TallDave wrote:Are you saying you expect the alphas to hit things (the Magrid I assume) at high energy and make lots of neutrons?
Exactly.
TallDave wrote:Isn't it supposed to kick out three alphas that swirl around then exit through the cusps, then are slowed by a collection grid to the point they have given up all their energy?
That's the idea, but the alphas apparently come out of p11B in a spectrum (bi-modal, actually) from 3MeV to 10MeV, not at discrete levels which you'd need for an electrostatic deceleration scheme. You might be able to slow the slowest ones down with an acceleration grid, but you can't slow the faster ones down. You could, perhaps, scrub off a good fraction of the energy and once alphas drop below the few MeV range, then, as mentioned, the alphas do loose a very large fraction of their radiation-inducing potential, so there is some truth in that.

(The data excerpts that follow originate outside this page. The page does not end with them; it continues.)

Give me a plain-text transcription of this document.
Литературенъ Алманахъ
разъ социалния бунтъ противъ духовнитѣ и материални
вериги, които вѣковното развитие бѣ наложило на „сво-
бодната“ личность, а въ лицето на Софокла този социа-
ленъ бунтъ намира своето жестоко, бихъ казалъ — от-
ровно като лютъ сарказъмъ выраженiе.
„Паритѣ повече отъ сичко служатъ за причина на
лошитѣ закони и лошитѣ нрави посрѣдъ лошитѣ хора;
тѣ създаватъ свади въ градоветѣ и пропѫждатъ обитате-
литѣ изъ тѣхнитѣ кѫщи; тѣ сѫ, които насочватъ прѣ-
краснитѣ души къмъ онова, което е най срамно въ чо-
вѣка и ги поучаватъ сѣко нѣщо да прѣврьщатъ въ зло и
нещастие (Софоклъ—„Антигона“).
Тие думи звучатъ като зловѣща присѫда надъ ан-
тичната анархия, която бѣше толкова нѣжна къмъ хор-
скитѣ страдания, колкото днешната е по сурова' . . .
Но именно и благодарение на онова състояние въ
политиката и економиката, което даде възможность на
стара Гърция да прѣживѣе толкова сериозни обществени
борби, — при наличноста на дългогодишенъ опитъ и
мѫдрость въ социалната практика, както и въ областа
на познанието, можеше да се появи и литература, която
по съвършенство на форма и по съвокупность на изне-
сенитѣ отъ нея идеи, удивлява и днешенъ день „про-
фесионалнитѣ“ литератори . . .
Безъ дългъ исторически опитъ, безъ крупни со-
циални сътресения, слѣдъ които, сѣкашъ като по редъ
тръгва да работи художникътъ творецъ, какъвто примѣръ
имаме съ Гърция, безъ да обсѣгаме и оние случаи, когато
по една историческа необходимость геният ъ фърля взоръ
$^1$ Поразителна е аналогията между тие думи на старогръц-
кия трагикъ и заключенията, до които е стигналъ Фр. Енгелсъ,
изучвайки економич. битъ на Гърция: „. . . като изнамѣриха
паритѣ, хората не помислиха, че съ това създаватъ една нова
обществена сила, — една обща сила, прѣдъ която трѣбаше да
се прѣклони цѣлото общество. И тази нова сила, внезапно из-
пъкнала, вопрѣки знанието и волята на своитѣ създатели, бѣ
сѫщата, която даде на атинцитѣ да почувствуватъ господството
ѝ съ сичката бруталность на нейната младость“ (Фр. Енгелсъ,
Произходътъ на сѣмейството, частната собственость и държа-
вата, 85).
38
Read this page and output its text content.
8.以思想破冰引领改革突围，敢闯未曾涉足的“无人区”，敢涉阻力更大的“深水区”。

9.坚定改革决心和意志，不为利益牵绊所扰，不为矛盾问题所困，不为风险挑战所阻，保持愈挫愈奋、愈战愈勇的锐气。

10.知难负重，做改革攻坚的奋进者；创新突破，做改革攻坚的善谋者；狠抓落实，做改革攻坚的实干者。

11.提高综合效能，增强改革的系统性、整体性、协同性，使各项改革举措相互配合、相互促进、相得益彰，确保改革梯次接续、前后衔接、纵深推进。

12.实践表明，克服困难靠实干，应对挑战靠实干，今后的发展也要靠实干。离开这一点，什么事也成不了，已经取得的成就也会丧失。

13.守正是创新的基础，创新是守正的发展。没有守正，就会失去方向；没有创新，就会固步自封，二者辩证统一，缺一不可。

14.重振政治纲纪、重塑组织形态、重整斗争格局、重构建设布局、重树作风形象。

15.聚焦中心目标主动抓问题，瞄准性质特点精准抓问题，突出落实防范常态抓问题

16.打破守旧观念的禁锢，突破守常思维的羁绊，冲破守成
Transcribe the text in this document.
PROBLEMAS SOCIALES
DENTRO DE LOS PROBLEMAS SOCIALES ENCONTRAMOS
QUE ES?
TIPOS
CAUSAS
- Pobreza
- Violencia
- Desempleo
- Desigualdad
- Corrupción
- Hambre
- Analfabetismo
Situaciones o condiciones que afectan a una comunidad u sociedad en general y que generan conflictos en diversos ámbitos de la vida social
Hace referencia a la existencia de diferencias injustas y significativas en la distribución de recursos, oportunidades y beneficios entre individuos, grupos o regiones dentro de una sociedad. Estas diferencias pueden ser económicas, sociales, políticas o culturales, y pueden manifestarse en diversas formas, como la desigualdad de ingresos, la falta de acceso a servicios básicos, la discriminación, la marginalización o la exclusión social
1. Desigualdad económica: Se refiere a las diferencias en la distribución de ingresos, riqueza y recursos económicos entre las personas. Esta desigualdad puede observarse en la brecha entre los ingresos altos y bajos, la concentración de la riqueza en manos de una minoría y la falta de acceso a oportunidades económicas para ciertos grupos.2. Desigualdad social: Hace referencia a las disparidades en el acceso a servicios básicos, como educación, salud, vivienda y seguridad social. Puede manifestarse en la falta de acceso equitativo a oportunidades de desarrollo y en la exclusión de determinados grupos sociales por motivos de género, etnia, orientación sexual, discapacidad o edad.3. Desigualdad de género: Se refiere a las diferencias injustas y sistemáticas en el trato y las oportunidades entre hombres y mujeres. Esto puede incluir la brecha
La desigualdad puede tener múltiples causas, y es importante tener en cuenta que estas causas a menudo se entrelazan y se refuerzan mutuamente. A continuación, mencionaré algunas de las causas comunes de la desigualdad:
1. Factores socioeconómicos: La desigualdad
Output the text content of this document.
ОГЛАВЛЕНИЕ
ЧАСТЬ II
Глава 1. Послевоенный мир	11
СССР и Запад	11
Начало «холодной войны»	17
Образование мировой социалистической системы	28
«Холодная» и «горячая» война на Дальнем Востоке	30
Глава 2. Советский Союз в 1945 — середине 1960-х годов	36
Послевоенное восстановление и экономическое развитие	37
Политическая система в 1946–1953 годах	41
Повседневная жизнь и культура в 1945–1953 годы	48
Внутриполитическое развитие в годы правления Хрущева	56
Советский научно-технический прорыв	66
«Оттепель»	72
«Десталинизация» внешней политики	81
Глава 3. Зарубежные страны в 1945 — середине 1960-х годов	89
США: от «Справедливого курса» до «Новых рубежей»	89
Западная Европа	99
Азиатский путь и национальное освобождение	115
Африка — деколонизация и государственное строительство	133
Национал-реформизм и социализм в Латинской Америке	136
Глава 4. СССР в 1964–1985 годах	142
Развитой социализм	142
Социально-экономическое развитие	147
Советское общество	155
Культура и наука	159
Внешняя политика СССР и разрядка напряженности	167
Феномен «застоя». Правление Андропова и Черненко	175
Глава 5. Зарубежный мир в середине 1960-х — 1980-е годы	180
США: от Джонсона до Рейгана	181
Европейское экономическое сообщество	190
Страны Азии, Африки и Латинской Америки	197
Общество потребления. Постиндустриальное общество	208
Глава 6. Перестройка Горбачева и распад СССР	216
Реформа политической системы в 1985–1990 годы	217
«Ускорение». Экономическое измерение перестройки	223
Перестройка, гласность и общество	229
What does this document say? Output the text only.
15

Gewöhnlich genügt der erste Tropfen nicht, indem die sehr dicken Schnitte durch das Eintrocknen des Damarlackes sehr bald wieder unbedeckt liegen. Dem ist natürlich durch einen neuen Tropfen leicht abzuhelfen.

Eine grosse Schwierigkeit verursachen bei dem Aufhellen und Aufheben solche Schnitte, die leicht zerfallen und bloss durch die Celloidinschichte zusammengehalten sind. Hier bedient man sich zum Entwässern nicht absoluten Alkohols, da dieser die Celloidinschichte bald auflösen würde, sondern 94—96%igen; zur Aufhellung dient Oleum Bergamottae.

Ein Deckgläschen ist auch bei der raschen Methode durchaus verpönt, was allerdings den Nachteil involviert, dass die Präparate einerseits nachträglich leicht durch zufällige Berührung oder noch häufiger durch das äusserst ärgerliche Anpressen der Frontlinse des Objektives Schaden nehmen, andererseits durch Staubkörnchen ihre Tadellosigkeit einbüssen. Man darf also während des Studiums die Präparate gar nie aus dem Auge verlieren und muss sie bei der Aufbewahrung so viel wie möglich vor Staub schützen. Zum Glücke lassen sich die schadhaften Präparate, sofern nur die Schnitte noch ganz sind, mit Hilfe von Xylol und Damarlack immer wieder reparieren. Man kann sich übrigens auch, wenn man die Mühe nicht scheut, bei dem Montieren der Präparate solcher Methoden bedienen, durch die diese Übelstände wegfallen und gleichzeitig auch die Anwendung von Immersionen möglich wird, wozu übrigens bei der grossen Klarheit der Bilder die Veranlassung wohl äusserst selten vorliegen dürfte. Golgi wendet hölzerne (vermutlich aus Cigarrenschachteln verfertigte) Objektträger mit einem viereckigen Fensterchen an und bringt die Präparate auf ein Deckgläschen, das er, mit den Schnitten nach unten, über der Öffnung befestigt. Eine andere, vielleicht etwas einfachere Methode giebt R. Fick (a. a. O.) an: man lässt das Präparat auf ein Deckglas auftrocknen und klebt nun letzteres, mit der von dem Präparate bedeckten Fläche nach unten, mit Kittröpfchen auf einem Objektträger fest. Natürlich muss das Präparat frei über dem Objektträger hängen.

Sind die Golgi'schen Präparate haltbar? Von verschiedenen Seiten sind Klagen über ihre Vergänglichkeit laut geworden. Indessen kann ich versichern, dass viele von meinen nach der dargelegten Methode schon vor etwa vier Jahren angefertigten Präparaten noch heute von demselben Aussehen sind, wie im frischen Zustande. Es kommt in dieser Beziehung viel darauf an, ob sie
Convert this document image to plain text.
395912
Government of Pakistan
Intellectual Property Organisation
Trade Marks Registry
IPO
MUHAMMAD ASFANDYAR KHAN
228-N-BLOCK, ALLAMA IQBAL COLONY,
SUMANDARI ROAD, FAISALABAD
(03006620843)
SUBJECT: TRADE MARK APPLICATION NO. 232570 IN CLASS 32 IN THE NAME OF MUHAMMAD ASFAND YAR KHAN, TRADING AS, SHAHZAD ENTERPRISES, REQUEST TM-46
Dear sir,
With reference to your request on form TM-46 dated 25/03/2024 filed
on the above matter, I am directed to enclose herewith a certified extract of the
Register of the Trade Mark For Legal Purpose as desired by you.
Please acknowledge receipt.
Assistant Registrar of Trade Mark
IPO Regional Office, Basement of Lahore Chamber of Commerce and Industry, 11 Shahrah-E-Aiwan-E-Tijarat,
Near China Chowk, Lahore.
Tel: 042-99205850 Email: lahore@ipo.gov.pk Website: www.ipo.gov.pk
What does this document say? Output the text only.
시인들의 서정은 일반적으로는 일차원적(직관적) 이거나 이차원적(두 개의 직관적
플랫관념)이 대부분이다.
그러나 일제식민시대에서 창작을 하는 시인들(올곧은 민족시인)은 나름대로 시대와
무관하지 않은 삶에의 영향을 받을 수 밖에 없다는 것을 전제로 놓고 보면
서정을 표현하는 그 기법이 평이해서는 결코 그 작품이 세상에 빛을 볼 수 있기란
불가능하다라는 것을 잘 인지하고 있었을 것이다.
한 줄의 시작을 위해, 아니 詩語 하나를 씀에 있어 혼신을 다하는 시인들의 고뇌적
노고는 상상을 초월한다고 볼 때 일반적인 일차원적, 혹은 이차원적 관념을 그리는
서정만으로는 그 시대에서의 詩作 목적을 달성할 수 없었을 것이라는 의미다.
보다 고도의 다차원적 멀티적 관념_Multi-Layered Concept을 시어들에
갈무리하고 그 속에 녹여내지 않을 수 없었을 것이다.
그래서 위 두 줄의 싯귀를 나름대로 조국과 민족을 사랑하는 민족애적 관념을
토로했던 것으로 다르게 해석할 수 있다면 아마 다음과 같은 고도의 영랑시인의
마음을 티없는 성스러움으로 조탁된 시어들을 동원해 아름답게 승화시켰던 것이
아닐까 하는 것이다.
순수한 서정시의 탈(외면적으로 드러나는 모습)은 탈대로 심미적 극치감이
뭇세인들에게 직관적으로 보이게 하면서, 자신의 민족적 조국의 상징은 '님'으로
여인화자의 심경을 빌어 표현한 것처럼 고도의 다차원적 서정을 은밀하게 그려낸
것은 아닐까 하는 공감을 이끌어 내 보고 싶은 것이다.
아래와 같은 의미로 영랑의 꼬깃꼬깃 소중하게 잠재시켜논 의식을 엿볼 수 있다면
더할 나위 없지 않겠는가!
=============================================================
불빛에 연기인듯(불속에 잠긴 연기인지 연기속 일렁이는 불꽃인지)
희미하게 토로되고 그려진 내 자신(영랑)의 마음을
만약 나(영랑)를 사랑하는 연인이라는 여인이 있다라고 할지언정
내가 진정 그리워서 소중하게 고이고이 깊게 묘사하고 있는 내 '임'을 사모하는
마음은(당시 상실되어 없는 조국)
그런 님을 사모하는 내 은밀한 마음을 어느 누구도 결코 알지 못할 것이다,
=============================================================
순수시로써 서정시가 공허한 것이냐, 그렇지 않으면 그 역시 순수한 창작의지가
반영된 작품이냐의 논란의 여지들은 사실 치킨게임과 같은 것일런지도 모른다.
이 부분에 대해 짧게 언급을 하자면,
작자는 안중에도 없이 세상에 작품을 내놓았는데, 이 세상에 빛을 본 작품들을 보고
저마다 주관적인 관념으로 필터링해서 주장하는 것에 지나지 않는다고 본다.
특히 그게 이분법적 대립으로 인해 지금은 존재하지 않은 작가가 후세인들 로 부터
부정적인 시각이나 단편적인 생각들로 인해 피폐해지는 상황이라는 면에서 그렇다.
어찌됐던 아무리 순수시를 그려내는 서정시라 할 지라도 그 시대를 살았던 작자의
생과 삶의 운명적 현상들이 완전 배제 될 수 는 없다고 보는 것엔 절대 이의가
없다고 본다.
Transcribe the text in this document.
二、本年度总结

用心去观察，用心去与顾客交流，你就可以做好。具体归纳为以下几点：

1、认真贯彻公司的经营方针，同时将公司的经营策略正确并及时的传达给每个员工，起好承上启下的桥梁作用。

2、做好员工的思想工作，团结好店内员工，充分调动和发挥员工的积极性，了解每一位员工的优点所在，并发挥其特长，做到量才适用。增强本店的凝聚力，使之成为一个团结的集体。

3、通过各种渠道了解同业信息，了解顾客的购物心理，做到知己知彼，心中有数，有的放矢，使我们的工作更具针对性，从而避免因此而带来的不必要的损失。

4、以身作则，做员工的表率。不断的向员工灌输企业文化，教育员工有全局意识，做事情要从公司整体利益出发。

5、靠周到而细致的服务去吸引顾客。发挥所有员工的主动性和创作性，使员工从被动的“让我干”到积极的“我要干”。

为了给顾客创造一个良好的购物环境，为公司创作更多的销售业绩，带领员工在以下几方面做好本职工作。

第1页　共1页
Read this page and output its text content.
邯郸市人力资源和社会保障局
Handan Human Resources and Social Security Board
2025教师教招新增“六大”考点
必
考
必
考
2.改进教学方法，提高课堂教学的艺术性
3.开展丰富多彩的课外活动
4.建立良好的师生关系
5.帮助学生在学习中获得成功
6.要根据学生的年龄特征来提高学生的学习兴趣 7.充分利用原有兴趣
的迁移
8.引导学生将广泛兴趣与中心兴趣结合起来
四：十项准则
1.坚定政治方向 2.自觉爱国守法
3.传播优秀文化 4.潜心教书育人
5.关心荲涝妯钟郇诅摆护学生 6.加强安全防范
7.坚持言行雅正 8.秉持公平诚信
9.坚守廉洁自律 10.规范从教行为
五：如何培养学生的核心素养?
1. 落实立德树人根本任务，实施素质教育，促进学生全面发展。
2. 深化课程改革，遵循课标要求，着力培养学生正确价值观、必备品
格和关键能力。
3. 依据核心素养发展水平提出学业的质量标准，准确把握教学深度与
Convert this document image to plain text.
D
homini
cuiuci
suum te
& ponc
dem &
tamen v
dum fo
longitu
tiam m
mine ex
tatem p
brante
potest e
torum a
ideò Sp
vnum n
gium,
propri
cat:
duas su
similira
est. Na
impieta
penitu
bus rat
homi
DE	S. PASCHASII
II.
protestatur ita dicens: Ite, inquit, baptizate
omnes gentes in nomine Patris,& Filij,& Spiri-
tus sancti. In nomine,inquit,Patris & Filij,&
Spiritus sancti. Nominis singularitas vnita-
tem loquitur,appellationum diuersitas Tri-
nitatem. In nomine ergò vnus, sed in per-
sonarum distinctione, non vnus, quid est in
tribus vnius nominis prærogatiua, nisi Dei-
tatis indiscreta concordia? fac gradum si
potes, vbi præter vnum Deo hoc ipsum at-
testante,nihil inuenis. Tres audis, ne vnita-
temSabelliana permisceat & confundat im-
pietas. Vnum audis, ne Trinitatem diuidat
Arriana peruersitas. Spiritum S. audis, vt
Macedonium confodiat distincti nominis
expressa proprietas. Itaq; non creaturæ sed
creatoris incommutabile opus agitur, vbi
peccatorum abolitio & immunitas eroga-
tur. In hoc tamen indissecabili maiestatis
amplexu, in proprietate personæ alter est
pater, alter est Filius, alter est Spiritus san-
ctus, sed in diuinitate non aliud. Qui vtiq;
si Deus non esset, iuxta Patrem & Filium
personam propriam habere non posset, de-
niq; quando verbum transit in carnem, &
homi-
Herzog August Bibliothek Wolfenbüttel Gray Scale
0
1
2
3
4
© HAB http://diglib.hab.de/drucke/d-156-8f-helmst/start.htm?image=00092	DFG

Not sure what would shake out of some 'real' calculations on that, though.
TallDave wrote:If the average path is 1000 transits then exit, how much such events would we expect, and how does this affect the neutronicity?
500MW is 1E21 high energy alphas per second. You only need ppm rates of neutron production per alpha collision and we're instantly talking about deathly levels of neutrons. As MSimon puts it, not as deadly *compared with* a pure 1E21/s neutron stream, but still deadly - just not *so* deadly!
TallDave wrote:I forget what Dr. Nebel's estimate was for a reactor, but I remember it was tiny and implied less than 1% neutrons iirc.
Cool. Only 1E19 neutrons/s? So, perhaps not enough radiation to kill you dead in anything less than 1ms at 10m away, whereas a pure neutron flux at that rate/energy would kill you dead in 10us.
(In a fission reactor, the energy is *only* 5% neutrons. Still, I'd not want to stand next to a 100MW fission pile just as I'd not want to stand anywhere near a 500MW polywell. Same neutron energy output?....)
It would be more convincing to me if polywell simply got on with some fusion and put in place the presumption that full neutron screening will be needed. This is the subject as it was kicked off - hydrogen-rich moderators and distance. That's how to 'fix' neutron radiation.
As has been suggested to me before in other contexts, to be in a position where there are *too many* neutrons likely in the next design evoultion is a situation that polywell should *want* to be. Claims on clean p11B appears to be a distraction and looks rather like spin for the general public.
The solution (my "being positive" bit) is just to make sure polywell power plants have the *full-business* when it comes to neutron screening. Alpha Centauri will just have to wait - we'll just have to send robots for the first polywell-powered space mission until we evolve into radiation-resistant creatures. Otherwise, this is all rather much of a nothingness, just get the shielding in place, no big deal!